Interventions for the study were 0.5 mg ranibizumab or 1.25 mg bevacizumab. Patients received a monthly clinical examination, optical coherence tomography, and fundus photographs. After a set of 3 injections, the patients were divided into continuous therapy (monthly) or discontinuous therapy (as needed with monthly review) groups for each intervention. The primary efficacy and safety outcome measures were distance visual acuity, arteriothrombotic events, and heart failure. The study found that the mean difference in visual acuities favored ranibizumab by 2 letters, but the difference was not clinically significant. In addition, continuous treatment was found to be equivalent to discontinuous treatment in regard to visual acuity. Fewer patients in the bevacizumab group experienced arteriothrombotic events or heart failure compared with the ranibizumab group (0.7% vs 2.9%; odds ratio, 0.23; 95% confidence interval, 0.05-1.07; P =.03). No differences were found between continuous and discontinuous regimens.

A unique secondary measure in this study was assessment of median serum vascular endothelial growth factor (VEGF) concentrations. At 1 year, patients in all groups had a lower median serum VEGF concentration compared with baseline values. Of note, serum concentrations of VEGF were lower for bevacizumab than for ranibizumab and were higher for discontinuous than continuous treatment.

Cost analysis was performed for annual costs per patient, which included testing, drug costs, and treatments for adverse events. Not surprisingly, the continuous ranibizumab treatment was found to be most expensive, followed by discontinuous ranibizumab, then continuous bevacizumab, and finally discontinuous bevacizumab. The difference between continuous and discontinuous bevacizumab was not clinically significant.

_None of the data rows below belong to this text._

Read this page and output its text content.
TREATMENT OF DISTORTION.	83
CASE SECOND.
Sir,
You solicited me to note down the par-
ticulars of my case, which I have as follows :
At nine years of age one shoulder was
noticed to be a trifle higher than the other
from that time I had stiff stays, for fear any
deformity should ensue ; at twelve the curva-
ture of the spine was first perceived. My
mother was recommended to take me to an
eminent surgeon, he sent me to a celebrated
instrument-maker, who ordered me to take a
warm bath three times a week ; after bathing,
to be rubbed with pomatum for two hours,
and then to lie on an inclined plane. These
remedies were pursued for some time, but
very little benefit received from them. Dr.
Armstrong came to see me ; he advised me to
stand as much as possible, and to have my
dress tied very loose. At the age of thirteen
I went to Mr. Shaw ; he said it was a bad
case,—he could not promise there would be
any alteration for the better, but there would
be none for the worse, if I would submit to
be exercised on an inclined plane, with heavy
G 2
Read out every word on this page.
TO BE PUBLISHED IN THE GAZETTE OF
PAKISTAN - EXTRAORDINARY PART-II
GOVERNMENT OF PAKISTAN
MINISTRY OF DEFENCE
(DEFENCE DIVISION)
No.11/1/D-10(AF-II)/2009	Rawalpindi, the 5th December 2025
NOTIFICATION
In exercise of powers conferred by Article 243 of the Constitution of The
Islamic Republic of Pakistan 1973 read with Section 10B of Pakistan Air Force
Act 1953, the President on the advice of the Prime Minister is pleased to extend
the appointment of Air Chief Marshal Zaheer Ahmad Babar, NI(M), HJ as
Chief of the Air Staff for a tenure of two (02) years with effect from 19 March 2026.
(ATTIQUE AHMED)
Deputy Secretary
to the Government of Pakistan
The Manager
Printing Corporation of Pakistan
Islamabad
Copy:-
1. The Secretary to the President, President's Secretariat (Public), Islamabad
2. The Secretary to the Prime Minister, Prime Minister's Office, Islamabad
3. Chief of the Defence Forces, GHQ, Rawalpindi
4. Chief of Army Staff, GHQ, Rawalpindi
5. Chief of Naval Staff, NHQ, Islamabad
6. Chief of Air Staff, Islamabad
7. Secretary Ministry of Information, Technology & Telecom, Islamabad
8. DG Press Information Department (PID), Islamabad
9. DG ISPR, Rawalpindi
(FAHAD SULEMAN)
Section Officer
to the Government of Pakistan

The strengths of this study include a multicenter randomized clinical design, a large sample size, and 1-year follow-up. The study attempted to help to further delineate the differences among ranibizumab, bevacizumab, continuous, and discontinuous treatment of nAMD. The data at 1 year did not establish which treatment modality is superior because no clinically significant difference in visual outcome was found. Further data at 2 years may help to determine whether one treatment modality is superior to the other over a longer treatment period. The results at 2 years may offer a correlation among treatment modalities, serum VEGF concentrations, and adverse events. Furthermore, they may provide insight into the long-term effects of these modalities, which are currently unknown.